La deuda, por Juan López Cohard

Publicado en El Mundo el 21/01/2015

Uno de los rasgos esenciales de las crisis económicas es la continua permanencia en la mente de todos, en su incidencia sobre nuestra vida y en la persistente reiteración del término. Señalaba Fuentes Quintana que nadie permanecía ajeno a ella, porque todo lo domina, y que una sociedad que ignora los factores que la producen está condenada a seguir padeciéndola. De ahí la importancia de explicar con honestidad y claridad sus consecuencias, así como las posibles medidas que se pueden tomar para afrontarla.

De las causas que han ocasionado la larga crisis que padecemos ya ha corrido mucha tinta; pero continúa siendo tema de debate, especialmente ahora que entramos en un año de elecciones, la deuda pública y privada que pesa sobre los españoles, sus efectos sobre el crecimiento y su forma de afrontarla. No dejan de, cuando menos extrañarme, las palabras del Decano de la Facultad de Económicas de la UMA, Eugenio Luque, admitiendo que la deuda española es inasumible, impagarla no, pero reestructurarla sí. Y digo que me extrañan sus palabras porque, si como él dice, no pagar la deuda tendría consecuencias desastrosas para nuestro país, reestructurarla también tendría unas consecuencias más perjudiciales que beneficiosas. Reestructurar la deuda significa llegar a acuerdos para aplazarla, lo que significaría alargar el problema en el tiempo cargándoselo a más generaciones futuras, o acudir a “quitas”, lo que, aparte de no ser fácil de conseguir de los acreedores, nos llevaría a la lista de “malos pagadores” dificultando nuestras posibilidades de obtener créditos en los mercados financieros.

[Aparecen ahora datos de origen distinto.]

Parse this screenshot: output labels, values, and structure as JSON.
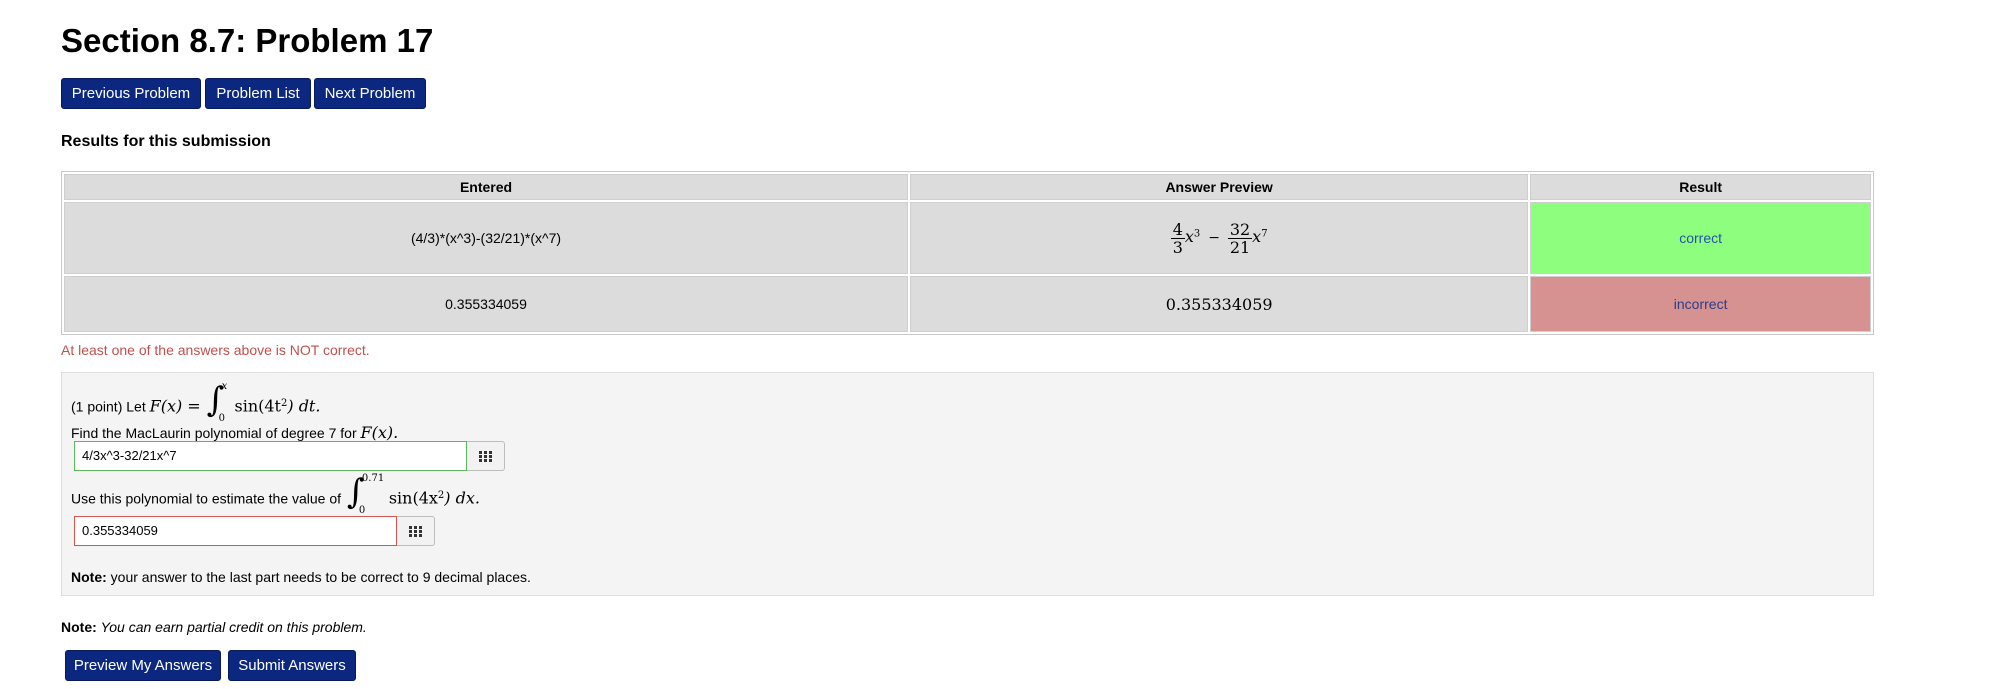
{
  "page": {
    "title": "Section 8.7: Problem 17"
  },
  "nav": {
    "previous_label": "Previous Problem",
    "list_label": "Problem List",
    "next_label": "Next Problem"
  },
  "results": {
    "heading": "Results for this submission",
    "columns": [
      "Entered",
      "Answer Preview",
      "Result"
    ],
    "rows": [
      {
        "entered": "(4/3)*(x^3)-(32/21)*(x^7)",
        "preview": {
          "n1": "4",
          "d1": "3",
          "var": "x",
          "exp1": "3",
          "minus": "−",
          "n2": "32",
          "d2": "21",
          "exp2": "7"
        },
        "result": "correct"
      },
      {
        "entered": "0.355334059",
        "preview_text": "0.355334059",
        "result": "incorrect"
      }
    ],
    "warning": "At least one of the answers above is NOT correct."
  },
  "problem": {
    "points_prefix": "(1 point) Let",
    "def_lhs": "F(x) =",
    "def_lower": "0",
    "def_upper": "x",
    "def_integrand": "sin(4t",
    "def_exp": "2",
    "def_tail": ") dt.",
    "find_text": "Find the MacLaurin polynomial of degree 7 for",
    "find_math": "F(x).",
    "answer1_value": "4/3x^3-32/21x^7",
    "use_text": "Use this polynomial to estimate the value of",
    "est_lower": "0",
    "est_upper": "0.71",
    "est_integrand": "sin(4x",
    "est_exp": "2",
    "est_tail": ") dx.",
    "answer2_value": "0.355334059",
    "note_label": "Note:",
    "note_text": " your answer to the last part needs to be correct to 9 decimal places."
  },
  "footer": {
    "note_label": "Note:",
    "note_text": "You can earn partial credit on this problem.",
    "preview_label": "Preview My Answers",
    "submit_label": "Submit Answers"
  },
  "colors": {
    "button_bg": "#0b2780",
    "correct_bg": "#8efe7e",
    "incorrect_bg": "#d69290",
    "warning_text": "#c0504d",
    "input1_border": "#5cb85c",
    "input2_border": "#d9534f"
  }
}
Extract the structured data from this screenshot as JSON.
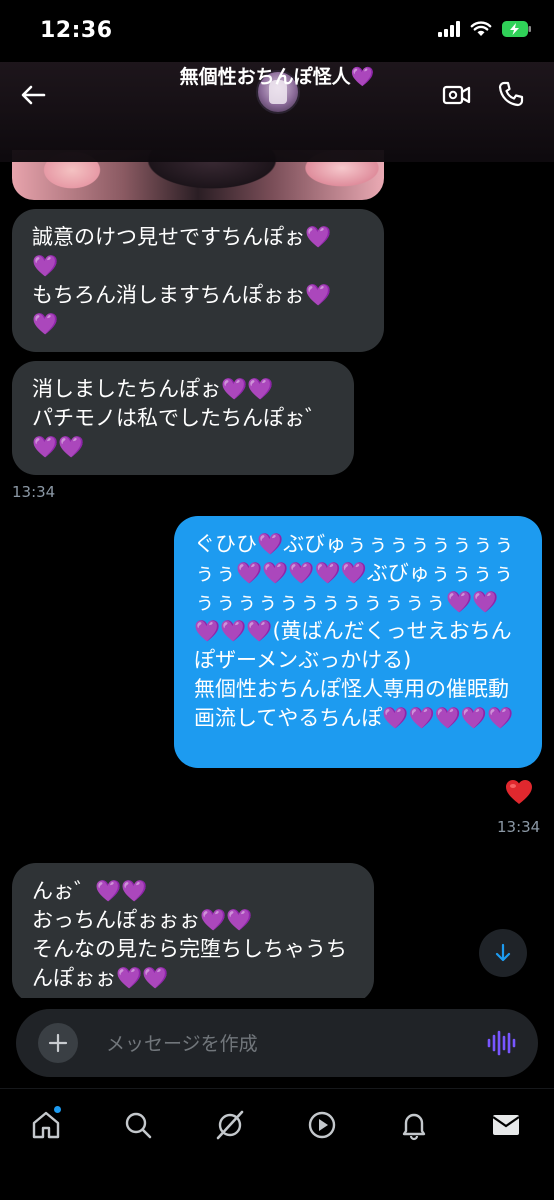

Siendo de grandísima importancia la deuda pública -la privada está decreciendo- no es el problema fundamental. La verdadera importancia es el factor que ha generado la deuda y puede seguir incrementándola: el déficit público. Cuando los ingresos del Estado son menores que los gastos necesarios de éste no queda más remedio que recurrir a la financiación, o sea, a pedir prestado a los inversores, ya sean bancos centrales o privados nacionales o internacionales, en definitiva al dinero de los ahorradores depositantes. La reestructuración de la deuda pública afectaría a éstos, ya que tendrían que reestructurar en la misma medida la recuperación de sus inversiones. La otra medida sería recurrir a una mayor recaudación vía impuestos, pero dada la dificultad de recaudar más a través de impuestos directos, el incremento impositivo, como ya hemos comprobado, habría de ser acudiendo a la (más injusta) subida de los indirectos, o sea, del IVA.

Póngase el punto de mira en que no existe razón económica alguna para que el déficit crezca, esto es, para que los gastos del Estado crezcan más que la producción total. La razón del crecimiento del gasto público por encima del incremento de la renta se encuentra en el dimensionamiento y funcionamiento de las instituciones.